The Hamiltonian for a single electron in a magnetic field reads $$H=\left(\frac{{\bf p}^{2}}{2m_{e}}+q_{e}\phi\right)+\mu_{B}\left({\bf \hat{L}}+g{\bf \hat{S}}\right)\cdot{\bf B}+\frac{e^{2}}{8m_{e}}\left({\bf B}\times{\bf r}\right)^{2}$$ where symmetric gauge ${\bf A}=\frac{1}{2}{\bf B \times r}$ is used and where the last two term are responsible for paramagnetism and diamagnetism respectively.
The many-body Hamiltonian, weak electron-electron interaction considered, reads $${\cal H} = \sum_{\sigma}\int d{\bf r}\,\left[-\left(\psi_{\sigma}^{\dagger}({\bf r})\frac{\hbar^{2}}{2m^{*}}{\nabla}^{2}\psi_{\sigma}({\bf r})\right)+\boldsymbol{\mu}({\bf r})\cdot({\nabla}\times{\bf A})+\hat{n}_{e}({\bf r})\frac{e^{2}}{2m^*}{\bf A}({\bf r})^{2}\right]$$ where $\boldsymbol\mu({\bf r})=\sum_\sigma \mu_B \psi^\dagger({\bf L}+g{\bf S})\psi $ is local magnetic moment density of electron of total electron angular momentum and define $\mathbf M_\text{para} \equiv \langle \boldsymbol \mu\rangle$
Now that we vary $\bf A$, we should obtain the response current $${\bf j}={\nabla}\times{\mathbf M_\text{para}}+\frac{n_{e}e^{2}}{m^*}{\bf A}$$
It is rather strange to me that (i) the last term is essentially the same as the one in London's equation, which gives a penetration depth $\lambda$, and that (ii) the first term is non-zero only on the crystal surface if $M$ is uniform deep inside, which I think is just the magnetization current we saw in textbooks.

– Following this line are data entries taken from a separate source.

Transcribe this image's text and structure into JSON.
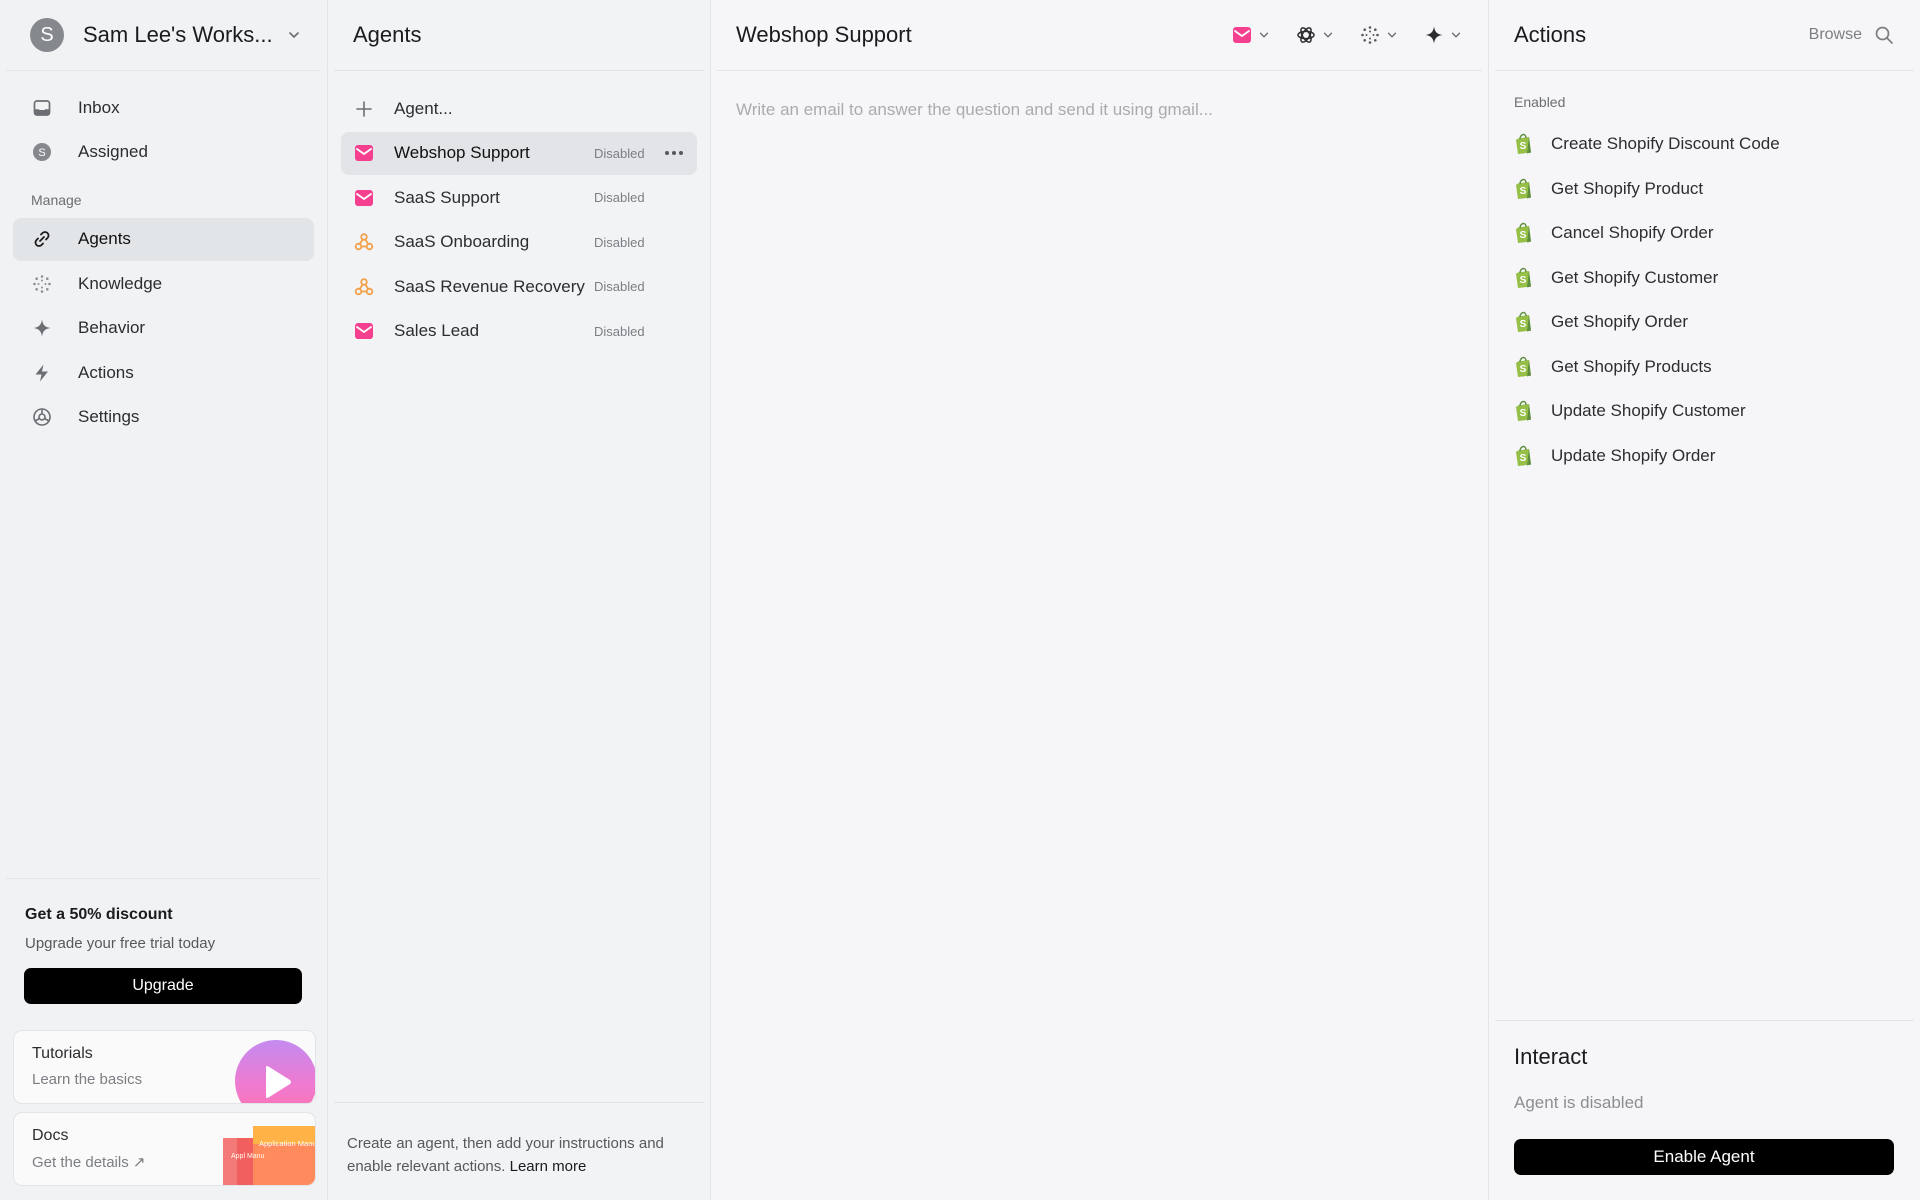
{
  "sidebar": {
    "workspace": {
      "avatar_letter": "S",
      "name": "Sam Lee's Works..."
    },
    "top_items": [
      {
        "label": "Inbox",
        "icon": "inbox-icon"
      },
      {
        "label": "Assigned",
        "icon": "avatar-s-icon",
        "avatar_letter": "S"
      }
    ],
    "manage_label": "Manage",
    "manage_items": [
      {
        "label": "Agents",
        "icon": "link-icon",
        "active": true
      },
      {
        "label": "Knowledge",
        "icon": "dotted-circle-icon"
      },
      {
        "label": "Behavior",
        "icon": "sparkle-icon"
      },
      {
        "label": "Actions",
        "icon": "bolt-icon"
      },
      {
        "label": "Settings",
        "icon": "settings-icon"
      }
    ],
    "promo": {
      "title": "Get a 50% discount",
      "subtitle": "Upgrade your free trial today",
      "button": "Upgrade"
    },
    "tutorials": {
      "title": "Tutorials",
      "subtitle": "Learn the basics"
    },
    "docs": {
      "title": "Docs",
      "subtitle": "Get the details ↗",
      "book_label": "Application Manual",
      "book_label_back": "Appl Manu"
    }
  },
  "agents_panel": {
    "title": "Agents",
    "add_label": "Agent...",
    "items": [
      {
        "label": "Webshop Support",
        "status": "Disabled",
        "icon": "mail-icon",
        "active": true
      },
      {
        "label": "SaaS Support",
        "status": "Disabled",
        "icon": "mail-icon"
      },
      {
        "label": "SaaS Onboarding",
        "status": "Disabled",
        "icon": "webhook-icon"
      },
      {
        "label": "SaaS Revenue Recovery",
        "status": "Disabled",
        "icon": "webhook-icon"
      },
      {
        "label": "Sales Lead",
        "status": "Disabled",
        "icon": "mail-icon"
      }
    ],
    "footer_text": "Create an agent, then add your instructions and enable relevant actions.",
    "footer_link": "Learn more"
  },
  "main": {
    "title": "Webshop Support",
    "placeholder": "Write an email to answer the question and send it using gmail...",
    "toolbar": [
      "mail-icon",
      "openai-icon",
      "dotted-circle-icon",
      "sparkle-icon"
    ]
  },
  "actions_panel": {
    "title": "Actions",
    "browse_label": "Browse",
    "enabled_label": "Enabled",
    "items": [
      "Create Shopify Discount Code",
      "Get Shopify Product",
      "Cancel Shopify Order",
      "Get Shopify Customer",
      "Get Shopify Order",
      "Get Shopify Products",
      "Update Shopify Customer",
      "Update Shopify Order"
    ],
    "interact": {
      "title": "Interact",
      "subtitle": "Agent is disabled",
      "button": "Enable Agent"
    }
  },
  "colors": {
    "accent_pink": "#f5408f",
    "webhook_orange": "#f2a04a",
    "shopify_green": "#95bf47",
    "button_black": "#000000"
  }
}
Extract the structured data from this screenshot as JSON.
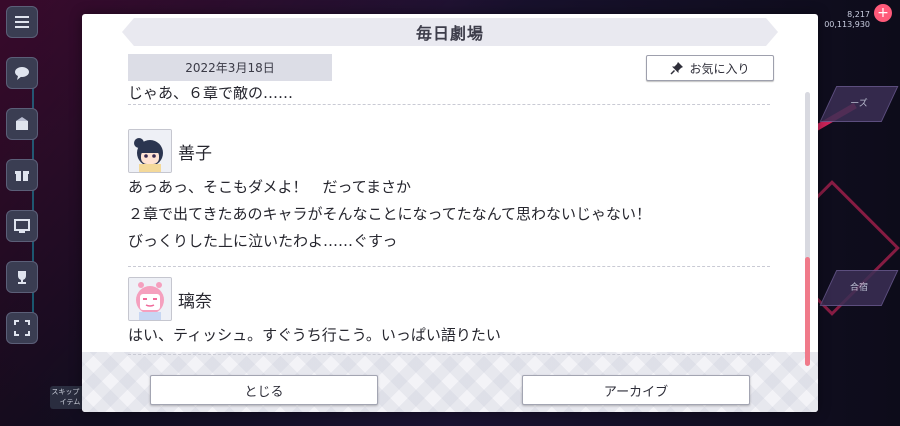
{
  "background": {
    "stats": [
      "8,217",
      "00,113,930"
    ],
    "right_tiles": [
      "ーズ",
      "合宿"
    ],
    "bottom_tag": "スキップ\nアイテム"
  },
  "dialog": {
    "title": "毎日劇場",
    "date": "2022年3月18日",
    "favorite_label": "お気に入り",
    "close_label": "とじる",
    "archive_label": "アーカイブ"
  },
  "conversation": {
    "cut_line": "じゃあ、６章で敵の……",
    "messages": [
      {
        "speaker": "善子",
        "lines": [
          "あっあっ、そこもダメよ！　だってまさか",
          "２章で出てきたあのキャラがそんなことになってたなんて思わないじゃない！",
          "びっくりした上に泣いたわよ……ぐすっ"
        ]
      },
      {
        "speaker": "璃奈",
        "lines": [
          "はい、ティッシュ。すぐうち行こう。いっぱい語りたい"
        ]
      }
    ]
  },
  "colors": {
    "accent_scroll": "#f07a8a",
    "title_bar": "#e9e9f0",
    "date_bg": "#dcdde6"
  }
}
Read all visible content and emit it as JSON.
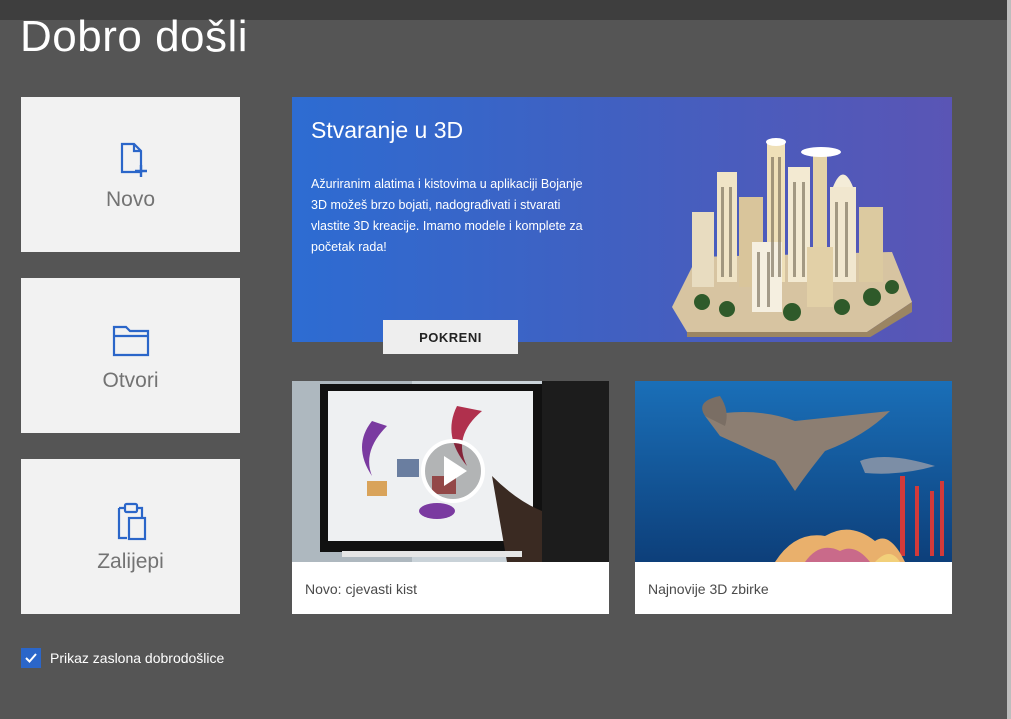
{
  "page": {
    "title": "Dobro došli"
  },
  "actions": [
    {
      "label": "Novo",
      "icon": "new-file-icon"
    },
    {
      "label": "Otvori",
      "icon": "folder-icon"
    },
    {
      "label": "Zalijepi",
      "icon": "paste-icon"
    }
  ],
  "hero": {
    "title": "Stvaranje u 3D",
    "description": "Ažuriranim alatima i kistovima u aplikaciji Bojanje 3D možeš brzo bojati, nadograđivati i stvarati vlastite 3D kreacije. Imamo modele i komplete za početak rada!",
    "button_label": "POKRENI",
    "art_icon": "3d-city-model"
  },
  "cards": [
    {
      "caption": "Novo: cjevasti kist",
      "media": "video-thumbnail",
      "icon": "play-icon"
    },
    {
      "caption": "Najnovije 3D zbirke",
      "media": "underwater-stingray-scene"
    }
  ],
  "welcome_toggle": {
    "label": "Prikaz zaslona dobrodošlice",
    "checked": true
  },
  "colors": {
    "background": "#555555",
    "accent": "#2b66c9",
    "tile": "#f2f2f2",
    "hero_gradient_start": "#2d6cd2",
    "hero_gradient_end": "#5a55b5"
  }
}
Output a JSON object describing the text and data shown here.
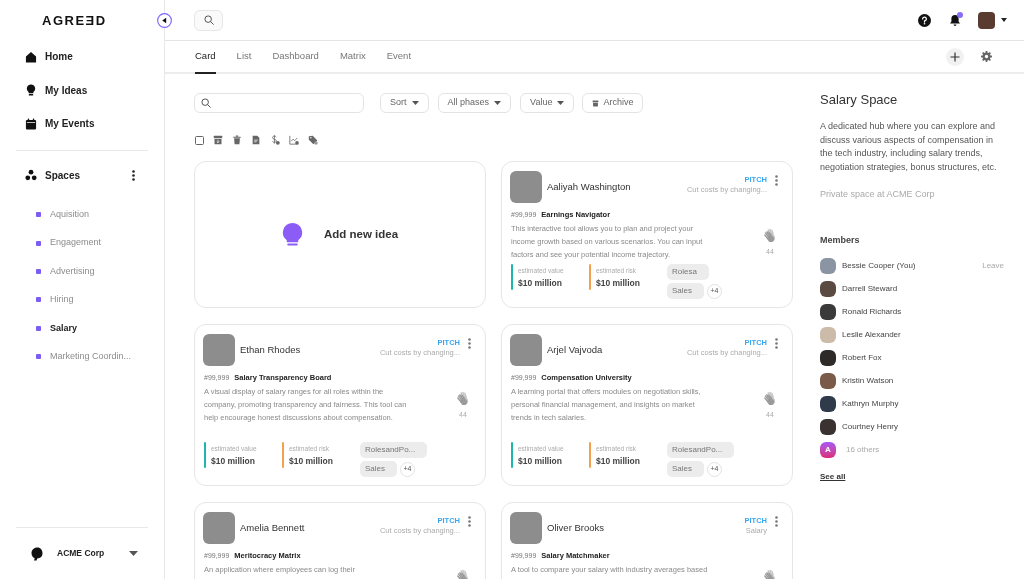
{
  "sidebar": {
    "logo": "AGREƎD",
    "nav": [
      {
        "label": "Home"
      },
      {
        "label": "My Ideas"
      },
      {
        "label": "My Events"
      }
    ],
    "spaces": {
      "title": "Spaces",
      "items": [
        {
          "label": "Aquisition",
          "selected": false
        },
        {
          "label": "Engagement",
          "selected": false
        },
        {
          "label": "Advertising",
          "selected": false
        },
        {
          "label": "Hiring",
          "selected": false
        },
        {
          "label": "Salary",
          "selected": true
        },
        {
          "label": "Marketing Coordin...",
          "selected": false
        }
      ]
    },
    "organization": "ACME Corp"
  },
  "tabs": [
    {
      "label": "Card",
      "selected": true
    },
    {
      "label": "List",
      "selected": false
    },
    {
      "label": "Dashboard",
      "selected": false
    },
    {
      "label": "Matrix",
      "selected": false
    },
    {
      "label": "Event",
      "selected": false
    }
  ],
  "filters": {
    "dropdowns": [
      "Sort",
      "All phases",
      "Value"
    ],
    "archive": "Archive"
  },
  "toolbar": {
    "select_all": {
      "checked": false
    }
  },
  "add_idea": "Add new idea",
  "ideas": [
    {
      "author": "Aaliyah Washington",
      "phase": "PITCH",
      "subtitle": "Cut costs by changing...",
      "number": "#99,999",
      "title": "Earnings Navigator",
      "description": "This interactive tool allows you to plan and project your income growth based on various scenarios. You can input factors and see your potential income trajectory.",
      "claps": "44",
      "metrics": [
        {
          "label": "estimated value",
          "value": "$10 million",
          "color": "#1db6ad"
        },
        {
          "label": "estimated risk",
          "value": "$10 million",
          "color": "#f4a14b"
        }
      ],
      "tags": [
        "Rolesa",
        "Sales"
      ],
      "more_tags": "+4"
    },
    {
      "author": "Ethan Rhodes",
      "phase": "PITCH",
      "subtitle": "Cut costs by changing...",
      "number": "#99,999",
      "title": "Salary Transparency Board",
      "description": "A visual display of salary ranges for all roles within the company, promoting transparency and fairness. This tool can help encourage honest discussions about compensation.",
      "claps": "44",
      "metrics": [
        {
          "label": "estimated value",
          "value": "$10 million",
          "color": "#1db6ad"
        },
        {
          "label": "estimated risk",
          "value": "$10 million",
          "color": "#f4a14b"
        }
      ],
      "tags": [
        "RolesandPo...",
        "Sales"
      ],
      "more_tags": "+4"
    },
    {
      "author": "Arjel Vajvoda",
      "phase": "PITCH",
      "subtitle": "Cut costs by changing...",
      "number": "#99,999",
      "title": "Compensation University",
      "description": "A learning portal that offers modules on negotiation skills, personal financial management, and insights on market trends in tech salaries.",
      "claps": "44",
      "metrics": [
        {
          "label": "estimated value",
          "value": "$10 million",
          "color": "#1db6ad"
        },
        {
          "label": "estimated risk",
          "value": "$10 million",
          "color": "#f4a14b"
        }
      ],
      "tags": [
        "RolesandPo...",
        "Sales"
      ],
      "more_tags": "+4"
    },
    {
      "author": "Amelia Bennett",
      "phase": "PITCH",
      "subtitle": "Cut costs by changing...",
      "number": "#99,999",
      "title": "Meritocracy Matrix",
      "description": "An application where employees can log their"
    },
    {
      "author": "Oliver Brooks",
      "phase": "PITCH",
      "subtitle": "Salary",
      "number": "#99,999",
      "title": "Salary Matchmaker",
      "description": "A tool to compare your salary with industry averages based"
    }
  ],
  "space_panel": {
    "title": "Salary Space",
    "description": "A dedicated hub where you can explore and discuss various aspects of compensation in the tech industry, including salary trends, negotiation strategies, bonus structures, etc.",
    "privacy": "Private space at ACME Corp",
    "members_heading": "Members",
    "members": [
      {
        "name": "Bessie Cooper (You)",
        "action": "Leave"
      },
      {
        "name": "Darrell Steward"
      },
      {
        "name": "Ronald Richards"
      },
      {
        "name": "Leslie Alexander"
      },
      {
        "name": "Robert Fox"
      },
      {
        "name": "Kristin Watson"
      },
      {
        "name": "Kathryn Murphy"
      },
      {
        "name": "Courtney Henry"
      }
    ],
    "others": {
      "initial": "A",
      "label": "16 others"
    },
    "see_all": "See all"
  }
}
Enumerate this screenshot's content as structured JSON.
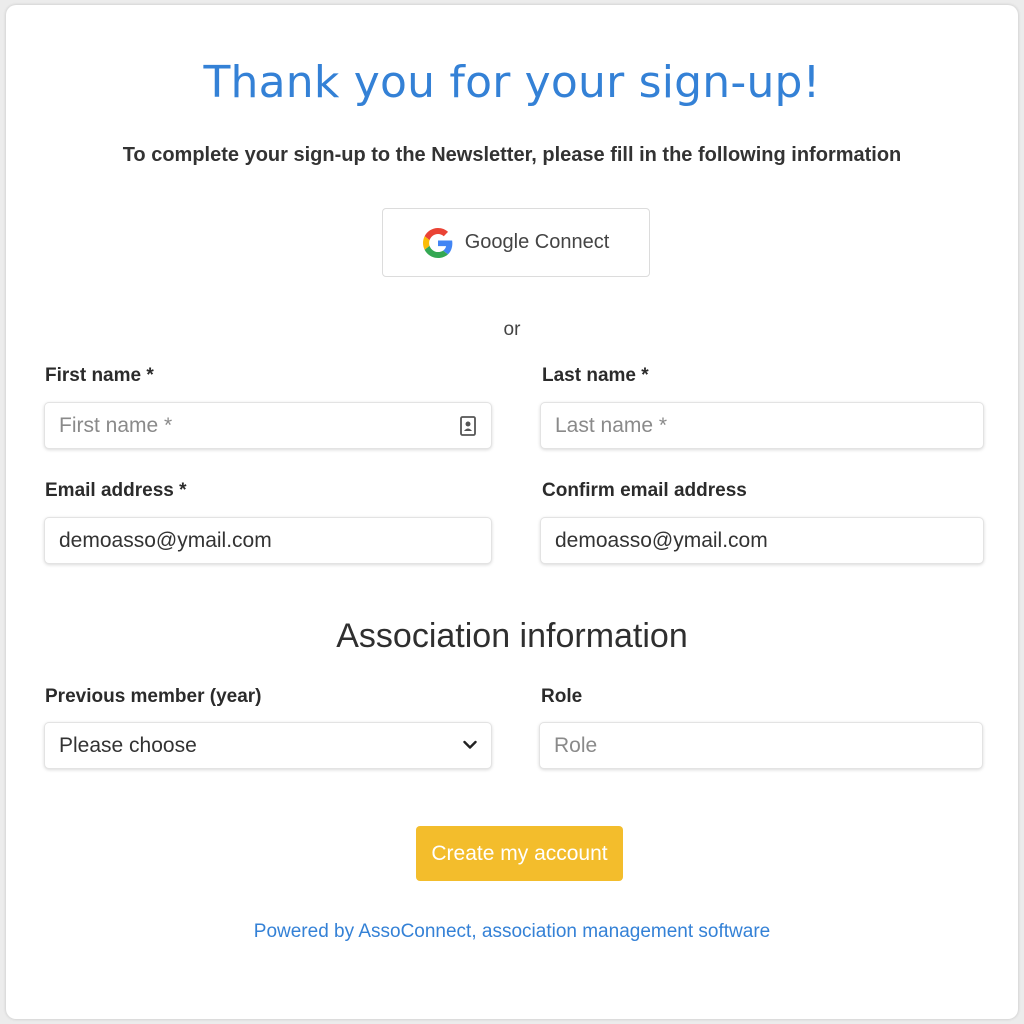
{
  "page": {
    "title": "Thank you for your sign-up!",
    "subtitle": "To complete your sign-up to the Newsletter, please fill in the following information"
  },
  "google": {
    "label": "Google Connect",
    "icon": "google-g-logo"
  },
  "divider": {
    "or": "or"
  },
  "form": {
    "first_name": {
      "label": "First name *",
      "placeholder": "First name *",
      "value": ""
    },
    "last_name": {
      "label": "Last name *",
      "placeholder": "Last name *",
      "value": ""
    },
    "email": {
      "label": "Email address *",
      "value": "demoasso@ymail.com"
    },
    "confirm_email": {
      "label": "Confirm email address",
      "value": "demoasso@ymail.com"
    }
  },
  "association": {
    "title": "Association information",
    "previous_member": {
      "label": "Previous member (year)",
      "selected": "Please choose"
    },
    "role": {
      "label": "Role",
      "placeholder": "Role",
      "value": ""
    }
  },
  "submit": {
    "label": "Create my account"
  },
  "footer": {
    "powered_by": "Powered by AssoConnect, association management software"
  },
  "colors": {
    "accent": "#3481d6",
    "button": "#f3bd2c",
    "background": "#ececec"
  }
}
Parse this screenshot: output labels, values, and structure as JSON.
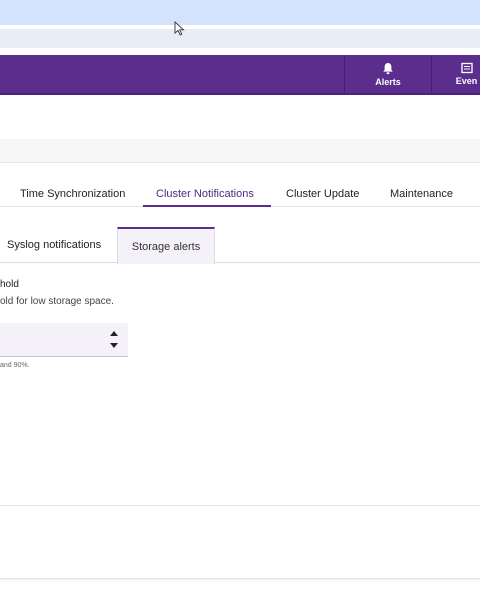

If (i) is true, one may conclude that magnetic response for all crystals (neglect interactions) happens in a thin layer near to the surface (a few nanometer) since magnetic field can only penetrate that far. The length scale that electron density drops to zero is a few angstroms, so we are able to neglect the first term in an appropriate region.